A primavera chegou, mesmo que ninguém mais saiba seu nome, nem acredite
no calendário, nem possua jardim para recebê-la. A inclinação do sol vai marcando
outras sombras; e os habitantes da mata, essas criaturas naturais que ainda
circulam pelo ar e pelo chão, começam a preparar sua vida para a primavera que
chega.
Finos clarins que não ouvimos devem soar por dentro da terra, nesse
mundo confidencial das raízes, — e arautos sutis acordarão as cores e os
perfumes e a alegria de nascer, no espírito das flores.
Há bosques de rododentros que eram verdes e já estão todos cor-de-rosa,
como os palácios de Jaipur. Vozes novas de passarinhos começam a ensaiar as árias
tradicionais de sua nação. Pequenas borboletas brancas e amarelas apressam-se
pelos ares, — e certamente conversam: mas tão baixinho que não se entende.
Oh! Primaveras distantes, depois do branco e deserto inverno, quando as
amendoeiras inauguram suas flores, alegremente, e todos os olhos procuram pelo
céu o primeiro raio de sol.
Esta é uma primavera diferente, com as matas intactas, as árvores
cobertas de folhas, — e só os poetas, entre os humanos, sabem que uma Deusa
chega coroada de flores, com vestidos bordados de flores, com os braços
carregados de flores, e vem dançar neste mundo cálido, de incessante luz.

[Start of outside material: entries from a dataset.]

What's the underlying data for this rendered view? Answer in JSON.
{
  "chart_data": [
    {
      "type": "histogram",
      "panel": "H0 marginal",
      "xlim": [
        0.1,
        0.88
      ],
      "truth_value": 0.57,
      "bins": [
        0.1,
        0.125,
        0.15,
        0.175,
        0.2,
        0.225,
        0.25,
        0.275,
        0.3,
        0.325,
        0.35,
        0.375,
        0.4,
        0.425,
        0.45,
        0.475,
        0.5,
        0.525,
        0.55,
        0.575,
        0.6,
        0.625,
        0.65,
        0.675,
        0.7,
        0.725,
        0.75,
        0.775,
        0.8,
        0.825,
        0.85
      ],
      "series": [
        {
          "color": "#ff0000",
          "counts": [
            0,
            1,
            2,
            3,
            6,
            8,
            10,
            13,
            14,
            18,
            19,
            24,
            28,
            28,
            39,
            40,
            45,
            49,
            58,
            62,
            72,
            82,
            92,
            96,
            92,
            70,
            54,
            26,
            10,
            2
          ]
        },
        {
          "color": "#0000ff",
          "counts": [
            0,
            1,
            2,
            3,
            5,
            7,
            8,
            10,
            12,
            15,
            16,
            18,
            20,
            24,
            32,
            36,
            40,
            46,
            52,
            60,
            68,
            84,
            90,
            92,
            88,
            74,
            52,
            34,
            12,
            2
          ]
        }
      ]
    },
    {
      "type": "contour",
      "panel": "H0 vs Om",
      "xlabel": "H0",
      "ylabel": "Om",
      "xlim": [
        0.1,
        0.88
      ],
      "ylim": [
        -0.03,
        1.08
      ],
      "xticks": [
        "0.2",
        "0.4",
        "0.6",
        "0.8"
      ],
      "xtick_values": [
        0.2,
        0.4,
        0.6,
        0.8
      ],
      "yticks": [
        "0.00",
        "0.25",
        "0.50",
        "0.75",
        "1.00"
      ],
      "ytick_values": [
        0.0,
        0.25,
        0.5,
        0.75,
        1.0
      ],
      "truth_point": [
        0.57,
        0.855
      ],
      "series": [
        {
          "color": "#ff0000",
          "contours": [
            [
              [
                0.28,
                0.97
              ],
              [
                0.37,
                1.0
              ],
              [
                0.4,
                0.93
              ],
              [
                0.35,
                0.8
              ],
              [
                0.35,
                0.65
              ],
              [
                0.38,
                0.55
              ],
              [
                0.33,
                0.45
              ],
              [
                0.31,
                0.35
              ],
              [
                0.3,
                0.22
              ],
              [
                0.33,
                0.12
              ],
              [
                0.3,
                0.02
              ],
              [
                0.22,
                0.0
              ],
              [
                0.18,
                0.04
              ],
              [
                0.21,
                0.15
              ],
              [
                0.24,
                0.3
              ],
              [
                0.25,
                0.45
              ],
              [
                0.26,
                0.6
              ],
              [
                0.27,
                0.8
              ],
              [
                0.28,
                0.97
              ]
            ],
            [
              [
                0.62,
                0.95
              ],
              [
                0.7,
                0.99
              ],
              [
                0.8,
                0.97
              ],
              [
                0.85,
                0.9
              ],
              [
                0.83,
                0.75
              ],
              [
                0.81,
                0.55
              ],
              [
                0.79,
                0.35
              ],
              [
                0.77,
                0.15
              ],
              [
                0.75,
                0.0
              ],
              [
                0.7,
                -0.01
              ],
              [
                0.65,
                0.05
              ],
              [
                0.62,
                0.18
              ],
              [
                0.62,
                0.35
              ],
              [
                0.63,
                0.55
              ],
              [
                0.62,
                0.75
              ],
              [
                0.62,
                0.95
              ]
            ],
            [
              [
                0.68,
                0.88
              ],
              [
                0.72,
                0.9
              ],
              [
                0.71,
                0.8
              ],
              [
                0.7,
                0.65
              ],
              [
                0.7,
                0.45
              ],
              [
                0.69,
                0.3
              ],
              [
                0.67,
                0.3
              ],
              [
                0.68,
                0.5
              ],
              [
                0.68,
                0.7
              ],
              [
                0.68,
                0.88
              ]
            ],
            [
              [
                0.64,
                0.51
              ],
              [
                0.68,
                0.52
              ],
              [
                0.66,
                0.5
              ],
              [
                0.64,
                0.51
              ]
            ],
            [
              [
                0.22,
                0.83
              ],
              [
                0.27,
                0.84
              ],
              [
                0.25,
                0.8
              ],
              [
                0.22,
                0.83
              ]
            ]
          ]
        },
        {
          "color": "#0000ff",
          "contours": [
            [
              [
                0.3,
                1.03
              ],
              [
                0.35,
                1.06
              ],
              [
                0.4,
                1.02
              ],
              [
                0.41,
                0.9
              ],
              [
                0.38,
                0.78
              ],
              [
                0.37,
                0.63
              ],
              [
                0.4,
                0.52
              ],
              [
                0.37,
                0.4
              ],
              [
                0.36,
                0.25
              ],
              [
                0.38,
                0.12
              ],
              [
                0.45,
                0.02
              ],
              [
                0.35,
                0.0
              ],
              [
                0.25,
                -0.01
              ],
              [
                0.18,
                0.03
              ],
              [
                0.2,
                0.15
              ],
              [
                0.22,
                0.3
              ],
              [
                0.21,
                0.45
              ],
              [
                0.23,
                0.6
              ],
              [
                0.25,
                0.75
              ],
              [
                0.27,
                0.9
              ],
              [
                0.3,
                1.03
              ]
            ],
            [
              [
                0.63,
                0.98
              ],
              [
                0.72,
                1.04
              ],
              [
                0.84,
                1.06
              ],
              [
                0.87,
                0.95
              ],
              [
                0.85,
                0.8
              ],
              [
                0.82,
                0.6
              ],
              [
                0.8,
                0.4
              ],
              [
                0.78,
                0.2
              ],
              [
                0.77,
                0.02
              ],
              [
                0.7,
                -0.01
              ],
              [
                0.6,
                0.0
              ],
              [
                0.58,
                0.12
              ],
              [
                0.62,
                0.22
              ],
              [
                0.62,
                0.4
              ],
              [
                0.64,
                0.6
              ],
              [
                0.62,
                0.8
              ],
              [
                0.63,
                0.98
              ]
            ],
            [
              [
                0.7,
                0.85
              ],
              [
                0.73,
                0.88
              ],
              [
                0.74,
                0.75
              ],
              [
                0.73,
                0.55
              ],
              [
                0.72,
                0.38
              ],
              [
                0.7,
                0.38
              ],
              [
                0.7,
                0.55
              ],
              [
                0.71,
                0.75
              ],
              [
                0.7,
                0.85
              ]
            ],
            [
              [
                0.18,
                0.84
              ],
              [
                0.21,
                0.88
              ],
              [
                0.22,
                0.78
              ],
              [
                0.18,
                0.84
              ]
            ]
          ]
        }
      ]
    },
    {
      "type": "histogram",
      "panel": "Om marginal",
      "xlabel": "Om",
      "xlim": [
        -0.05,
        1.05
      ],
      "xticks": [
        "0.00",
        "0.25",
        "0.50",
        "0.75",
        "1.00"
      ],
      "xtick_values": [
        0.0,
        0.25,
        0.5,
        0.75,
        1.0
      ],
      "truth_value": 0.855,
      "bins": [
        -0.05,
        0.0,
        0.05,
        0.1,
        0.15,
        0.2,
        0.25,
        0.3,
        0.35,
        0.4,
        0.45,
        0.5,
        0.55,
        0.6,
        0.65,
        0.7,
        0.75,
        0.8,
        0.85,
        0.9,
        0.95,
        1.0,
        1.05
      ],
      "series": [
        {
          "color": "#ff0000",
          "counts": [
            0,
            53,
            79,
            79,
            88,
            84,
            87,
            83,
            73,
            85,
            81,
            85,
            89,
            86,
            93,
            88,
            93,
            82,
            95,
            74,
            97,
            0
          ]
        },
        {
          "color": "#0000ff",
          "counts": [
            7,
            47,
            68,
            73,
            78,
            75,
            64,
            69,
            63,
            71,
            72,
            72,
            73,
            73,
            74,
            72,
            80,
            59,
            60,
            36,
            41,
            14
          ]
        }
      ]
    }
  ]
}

Mas é certo que a primavera chega. É certo que a vida não se esquece, e
a terra maternalmente se enfeita para as festas da sua perpetuação.
Algum dia, talvez, nada mais vai ser assim. Algum dia, talvez, os homens
terão a primavera que desejarem, no momento que quiserem independentes deste
ritmo, desta ordem, deste movimento do céu. E os pássaros serão outros, com
outros cantos e outros hábitos, — e os ouvidos que por acaso os ouvirem não terá
nada mais com tudo aquilo que, outrora se entendeu e amou.
Enquanto há primavera, esta primavera natural, prestemos atenção ao
sussurro dos passarinhos novos, que dão beijinhos para o ar azul. Escutemos estas
vozes que andam nas árvores, caminhemos por estas estradas que ainda conservam
seus sentimentos antigos: lentamente estão sendo tecidos os manacás roxos e
brancos; e a euforia se vai tornando pulquérrima, em cada coroa vermelha que
desdobra. Os casulos brancos das gardênias ainda estão sendo enrolados em redor
do perfume. E flores agrestes acordam com suas roupas de chita multicor.
Tudo isto para brilhar um instante, apenas, para ser lançado ao vento, —
por fidelidade à obscura semente, ao que vem, na rotação da eternidade.
Saudemos a primavera, dona da vida — e efêmera.
Texto extraído do livro "Cecília Meireles - Obra em Prosa - Volume
1", Editora Nova Fronteira - Rio de Janeiro, 1998, p. 366.